COBRA

COBRA is a federal law, which is short for the (Consolidated Omnibus Budget Reconciliation Act of 1985) allowing employees the ability to retain their health insurance coverage under their group plan when they leave their employment or are terminated for reasons other than gross misconduct.  The health insurance coverage would be the same as when they were employed and is offered for up to 18 months and in some cases, longer for spouses and dependent children depending on the circumstances.   

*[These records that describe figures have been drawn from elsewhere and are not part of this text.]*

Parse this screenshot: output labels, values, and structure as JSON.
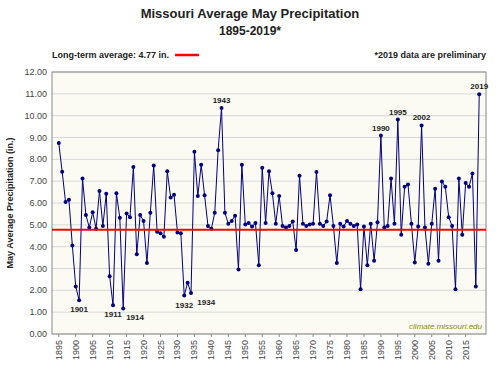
{
  "chart_data": {
    "type": "line",
    "title": "Missouri Average May Precipitation",
    "subtitle": "1895-2019*",
    "y_label": "May Average Precipitation  (in.)",
    "note": "*2019 data are preliminary",
    "source": "climate.missouri.edu",
    "grid": true,
    "xlim": [
      1893,
      2021
    ],
    "xticks": [
      1895,
      1900,
      1905,
      1910,
      1915,
      1920,
      1925,
      1930,
      1935,
      1940,
      1945,
      1950,
      1955,
      1960,
      1965,
      1970,
      1975,
      1980,
      1985,
      1990,
      1995,
      2000,
      2005,
      2010,
      2015
    ],
    "ylim": [
      0.0,
      12.0
    ],
    "yticks": [
      {
        "value": 0.0,
        "label": "0.00"
      },
      {
        "value": 1.0,
        "label": "1.00"
      },
      {
        "value": 2.0,
        "label": "2.00"
      },
      {
        "value": 3.0,
        "label": "3.00"
      },
      {
        "value": 4.0,
        "label": "4.00"
      },
      {
        "value": 5.0,
        "label": "5.00"
      },
      {
        "value": 6.0,
        "label": "6.00"
      },
      {
        "value": 7.0,
        "label": "7.00"
      },
      {
        "value": 8.0,
        "label": "8.00"
      },
      {
        "value": 9.0,
        "label": "9.00"
      },
      {
        "value": 10.0,
        "label": "10.00"
      },
      {
        "value": 11.0,
        "label": "11.00"
      },
      {
        "value": 12.0,
        "label": "12.00"
      }
    ],
    "reference_lines": [
      {
        "value": 4.77,
        "label": "Long-term average: 4.77 in.",
        "color": "#FF0000"
      }
    ],
    "x": [
      1895,
      1896,
      1897,
      1898,
      1899,
      1900,
      1901,
      1902,
      1903,
      1904,
      1905,
      1906,
      1907,
      1908,
      1909,
      1910,
      1911,
      1912,
      1913,
      1914,
      1915,
      1916,
      1917,
      1918,
      1919,
      1920,
      1921,
      1922,
      1923,
      1924,
      1925,
      1926,
      1927,
      1928,
      1929,
      1930,
      1931,
      1932,
      1933,
      1934,
      1935,
      1936,
      1937,
      1938,
      1939,
      1940,
      1941,
      1942,
      1943,
      1944,
      1945,
      1946,
      1947,
      1948,
      1949,
      1950,
      1951,
      1952,
      1953,
      1954,
      1955,
      1956,
      1957,
      1958,
      1959,
      1960,
      1961,
      1962,
      1963,
      1964,
      1965,
      1966,
      1967,
      1968,
      1969,
      1970,
      1971,
      1972,
      1973,
      1974,
      1975,
      1976,
      1977,
      1978,
      1979,
      1980,
      1981,
      1982,
      1983,
      1984,
      1985,
      1986,
      1987,
      1988,
      1989,
      1990,
      1991,
      1992,
      1993,
      1994,
      1995,
      1996,
      1997,
      1998,
      1999,
      2000,
      2001,
      2002,
      2003,
      2004,
      2005,
      2006,
      2007,
      2008,
      2009,
      2010,
      2011,
      2012,
      2013,
      2014,
      2015,
      2016,
      2017,
      2018,
      2019
    ],
    "series": [
      {
        "color": "#000080",
        "marker": "circle",
        "values": [
          8.75,
          7.43,
          6.05,
          6.15,
          4.05,
          2.18,
          1.55,
          7.12,
          5.45,
          4.88,
          5.58,
          4.82,
          6.55,
          4.95,
          6.42,
          2.65,
          1.32,
          6.45,
          5.32,
          1.17,
          5.52,
          5.35,
          7.65,
          3.65,
          5.45,
          5.18,
          3.25,
          5.55,
          7.72,
          4.68,
          4.62,
          4.45,
          7.45,
          6.25,
          6.38,
          4.65,
          4.62,
          1.76,
          2.35,
          1.88,
          8.35,
          6.32,
          7.75,
          6.35,
          4.95,
          4.82,
          5.55,
          8.42,
          10.35,
          5.55,
          5.05,
          5.18,
          5.42,
          2.95,
          7.75,
          5.02,
          5.08,
          4.92,
          5.08,
          3.15,
          7.62,
          5.08,
          7.45,
          6.45,
          5.05,
          6.32,
          4.95,
          4.88,
          4.95,
          5.15,
          3.85,
          7.25,
          5.05,
          4.95,
          5.02,
          5.05,
          7.42,
          5.05,
          4.95,
          5.15,
          6.35,
          4.95,
          3.25,
          5.05,
          4.92,
          5.18,
          5.05,
          4.95,
          5.02,
          2.05,
          4.92,
          3.15,
          5.05,
          3.35,
          5.12,
          9.09,
          4.88,
          4.95,
          7.12,
          5.05,
          9.82,
          4.55,
          6.75,
          6.85,
          5.05,
          3.28,
          4.92,
          9.55,
          4.88,
          3.22,
          5.05,
          6.65,
          3.35,
          6.98,
          6.75,
          5.35,
          4.95,
          2.05,
          7.12,
          4.55,
          6.92,
          6.75,
          7.35,
          2.18,
          10.98
        ]
      }
    ],
    "annotations": [
      {
        "text": "1901",
        "x": 1901,
        "y": 1.55
      },
      {
        "text": "1911",
        "x": 1911,
        "y": 1.32
      },
      {
        "text": "1914",
        "x": 1914,
        "y": 1.17
      },
      {
        "text": "1932",
        "x": 1932,
        "y": 1.76
      },
      {
        "text": "1934",
        "x": 1934,
        "y": 1.88
      },
      {
        "text": "1943",
        "x": 1943,
        "y": 10.35
      },
      {
        "text": "1990",
        "x": 1990,
        "y": 9.09
      },
      {
        "text": "1995",
        "x": 1995,
        "y": 9.82
      },
      {
        "text": "2002",
        "x": 2002,
        "y": 9.55
      },
      {
        "text": "2019",
        "x": 2019,
        "y": 10.98
      }
    ]
  }
}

The COBRA law applies to employers who have 20 or more employees and provides a temporary extension of health coverage under certain circumstances.  Employees must have actually been with the health plan to be eligible for COBRA coverage.  Employees or former employees of private businesses and those sponsored by state and local governments, their spouses and dependent children could all be eligible for COBRA coverage, which is based on a qualifying event.

The qualifying events include, the employee is terminated from employment, the employee's hours have been reduced, the employee is entitled to Medicare, death of the employee, divorce or separation affecting the spouse or dependent children, or loss of dependent-child status. 

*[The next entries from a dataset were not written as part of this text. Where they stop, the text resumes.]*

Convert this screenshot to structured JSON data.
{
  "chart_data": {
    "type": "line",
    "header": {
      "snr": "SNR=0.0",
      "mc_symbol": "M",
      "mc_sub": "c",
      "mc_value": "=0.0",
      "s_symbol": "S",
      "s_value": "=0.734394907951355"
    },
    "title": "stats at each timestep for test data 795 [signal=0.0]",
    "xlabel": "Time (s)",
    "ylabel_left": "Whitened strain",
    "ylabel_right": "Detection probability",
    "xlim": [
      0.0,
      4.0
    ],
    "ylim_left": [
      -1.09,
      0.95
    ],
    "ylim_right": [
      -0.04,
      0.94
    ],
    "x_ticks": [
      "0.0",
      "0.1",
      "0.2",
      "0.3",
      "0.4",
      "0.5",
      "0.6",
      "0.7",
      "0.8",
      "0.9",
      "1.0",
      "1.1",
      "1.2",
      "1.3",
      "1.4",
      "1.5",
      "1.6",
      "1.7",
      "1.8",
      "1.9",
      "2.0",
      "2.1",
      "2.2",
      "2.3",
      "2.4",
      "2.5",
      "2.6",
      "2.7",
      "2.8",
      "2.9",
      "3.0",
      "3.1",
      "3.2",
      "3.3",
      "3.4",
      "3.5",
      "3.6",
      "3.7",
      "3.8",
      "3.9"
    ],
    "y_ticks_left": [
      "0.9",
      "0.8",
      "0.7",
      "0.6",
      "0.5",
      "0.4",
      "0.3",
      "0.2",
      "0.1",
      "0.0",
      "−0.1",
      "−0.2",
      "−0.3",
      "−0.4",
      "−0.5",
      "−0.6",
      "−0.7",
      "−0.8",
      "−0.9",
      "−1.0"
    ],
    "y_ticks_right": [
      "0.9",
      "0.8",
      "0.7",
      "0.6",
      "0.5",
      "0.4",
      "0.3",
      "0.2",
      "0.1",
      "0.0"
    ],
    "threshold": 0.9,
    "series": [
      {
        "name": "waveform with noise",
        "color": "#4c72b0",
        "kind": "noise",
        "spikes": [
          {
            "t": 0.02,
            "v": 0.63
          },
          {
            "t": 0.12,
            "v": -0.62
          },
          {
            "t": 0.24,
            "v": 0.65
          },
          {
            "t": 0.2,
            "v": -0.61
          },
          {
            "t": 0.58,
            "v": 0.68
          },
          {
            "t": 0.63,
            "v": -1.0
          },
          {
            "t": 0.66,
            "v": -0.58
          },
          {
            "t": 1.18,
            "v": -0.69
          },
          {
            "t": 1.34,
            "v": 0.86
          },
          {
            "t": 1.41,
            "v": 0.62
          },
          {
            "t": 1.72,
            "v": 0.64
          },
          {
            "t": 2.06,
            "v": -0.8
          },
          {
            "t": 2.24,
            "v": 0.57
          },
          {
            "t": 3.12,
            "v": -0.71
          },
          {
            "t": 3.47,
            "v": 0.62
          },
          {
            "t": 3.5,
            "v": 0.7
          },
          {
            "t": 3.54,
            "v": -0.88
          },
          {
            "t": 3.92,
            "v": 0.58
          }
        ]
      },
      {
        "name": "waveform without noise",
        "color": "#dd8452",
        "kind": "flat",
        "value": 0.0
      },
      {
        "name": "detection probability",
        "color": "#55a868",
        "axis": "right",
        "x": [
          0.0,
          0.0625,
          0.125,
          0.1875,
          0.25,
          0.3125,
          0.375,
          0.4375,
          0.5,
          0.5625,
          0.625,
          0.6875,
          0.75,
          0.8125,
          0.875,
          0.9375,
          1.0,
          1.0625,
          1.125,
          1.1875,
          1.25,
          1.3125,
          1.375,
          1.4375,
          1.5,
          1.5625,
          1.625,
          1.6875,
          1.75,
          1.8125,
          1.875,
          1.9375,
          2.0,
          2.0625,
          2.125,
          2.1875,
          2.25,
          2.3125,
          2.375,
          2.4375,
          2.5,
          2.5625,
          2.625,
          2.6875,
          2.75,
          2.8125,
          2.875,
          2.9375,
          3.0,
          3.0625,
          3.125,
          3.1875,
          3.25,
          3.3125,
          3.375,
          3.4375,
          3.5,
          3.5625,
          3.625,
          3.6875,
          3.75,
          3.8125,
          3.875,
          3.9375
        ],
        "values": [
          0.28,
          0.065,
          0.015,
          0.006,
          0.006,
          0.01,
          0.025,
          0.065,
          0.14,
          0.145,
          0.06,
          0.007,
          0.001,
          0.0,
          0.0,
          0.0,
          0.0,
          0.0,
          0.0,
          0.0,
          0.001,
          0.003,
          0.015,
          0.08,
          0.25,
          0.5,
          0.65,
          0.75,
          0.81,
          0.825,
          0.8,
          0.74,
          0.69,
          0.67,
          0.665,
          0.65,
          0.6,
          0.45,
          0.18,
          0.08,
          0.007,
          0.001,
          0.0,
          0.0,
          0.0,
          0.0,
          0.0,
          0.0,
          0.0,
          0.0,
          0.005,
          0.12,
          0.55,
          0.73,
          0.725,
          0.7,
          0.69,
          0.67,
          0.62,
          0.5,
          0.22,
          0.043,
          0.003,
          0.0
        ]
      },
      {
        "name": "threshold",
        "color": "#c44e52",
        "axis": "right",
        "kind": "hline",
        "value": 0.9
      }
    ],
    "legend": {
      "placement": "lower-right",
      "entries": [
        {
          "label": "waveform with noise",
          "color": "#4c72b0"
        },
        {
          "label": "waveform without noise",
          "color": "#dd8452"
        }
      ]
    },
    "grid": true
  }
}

A list of Qualifying Events, the Qualified Beneficiaries and Periods of Coverage are explained in a table offered by the US Department of Labor.  For details, please visit http://www.dol.gov/dol/pwba/public/pubs/cobrafs.htm

COBRA Procedures and Notification Requirements

  • Employers must notify the plan administrator within 30 days of a qualifying event

  • A qualified beneficiary must notify the plan administrator of a qualifying event within 60 days

  • The plan administrator has 14 days to alert the employee and family members about their right to elect COBRA

  • Eligible family members have 60 days to decide whether to buy COBRA

  • After COBRA is elected, the first premium must be paid within 45 days, covering the time of retroactivity

  • COBRA allows a 30 day grace period after each due date of payment

  • The US Department of Labor has jurisdiction over COBRA regulations.  Employers that fail to comply with the notification rules could face fines by the Department of Labor.

COBRA Expense and Premium Payments

Once eligibility has been verified, the cost should also be taken into consideration.  Where previously your employer may have picked up most or all of the expense of the health plan premiums, now you will be responsible for paying the monthly premiums, plus an administrative fee of up to 2%.   The difference in payment could be substantial, and you would have to determine the importance of paying the extra amount to continue with your health insurance or going without. 

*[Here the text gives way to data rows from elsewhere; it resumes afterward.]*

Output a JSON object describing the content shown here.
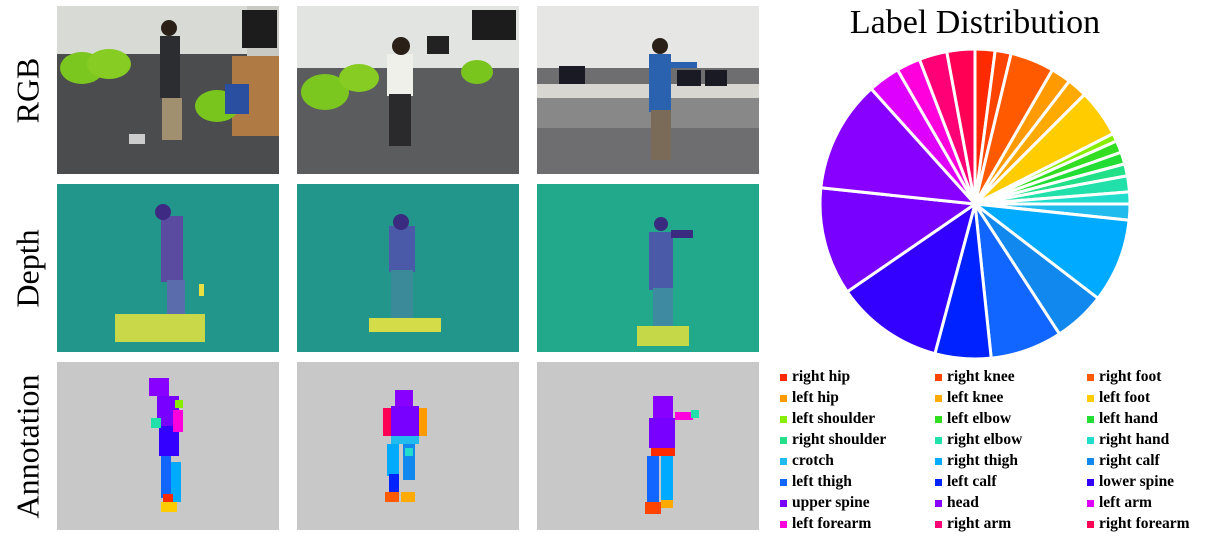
{
  "row_labels": {
    "rgb": "RGB",
    "depth": "Depth",
    "annotation": "Annotation"
  },
  "chart_data": {
    "type": "pie",
    "title": "Label Distribution",
    "categories": [
      "right hip",
      "right knee",
      "right foot",
      "left hip",
      "left knee",
      "left foot",
      "left shoulder",
      "left elbow",
      "left hand",
      "right shoulder",
      "right elbow",
      "right hand",
      "crotch",
      "right thigh",
      "right calf",
      "left thigh",
      "left calf",
      "lower spine",
      "upper spine",
      "head",
      "left arm",
      "left forearm",
      "right arm",
      "right forearm"
    ],
    "values": [
      2.5,
      2.0,
      5.5,
      2.5,
      2.5,
      6.0,
      1.0,
      1.5,
      1.5,
      1.5,
      2.0,
      1.5,
      2.0,
      10.5,
      6.5,
      9.0,
      7.0,
      13.5,
      13.5,
      14.0,
      4.0,
      3.0,
      3.5,
      3.5
    ],
    "colors": [
      "#ff2a00",
      "#ff4400",
      "#ff5a00",
      "#ff9a00",
      "#ffaa00",
      "#ffcc00",
      "#88ee00",
      "#33dd22",
      "#22dd33",
      "#22e088",
      "#22e0aa",
      "#22ddcc",
      "#22bbee",
      "#00aaff",
      "#1188ee",
      "#1166ff",
      "#0022ff",
      "#3300ff",
      "#7700ff",
      "#8800ff",
      "#dd00ff",
      "#ff00dd",
      "#ff0077",
      "#ff0055"
    ],
    "legend_position": "bottom"
  }
}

Of course, those individuals who require medical attention, visit a physician regularly, need monthly prescriptions, or have children, may consider paying the additional expense for COBRA coverage.  If you are concerned with possible pre-existing conditions in looking for individual coverage, you should also seriously consider purchasing COBRA.  Accepting COBRA does not mean you are responsible for paying 18 months of monthly premiums.  The 18 months is the maximum time allowed, but it can be used up to the point where other insurance becomes available or when it is no longer needed.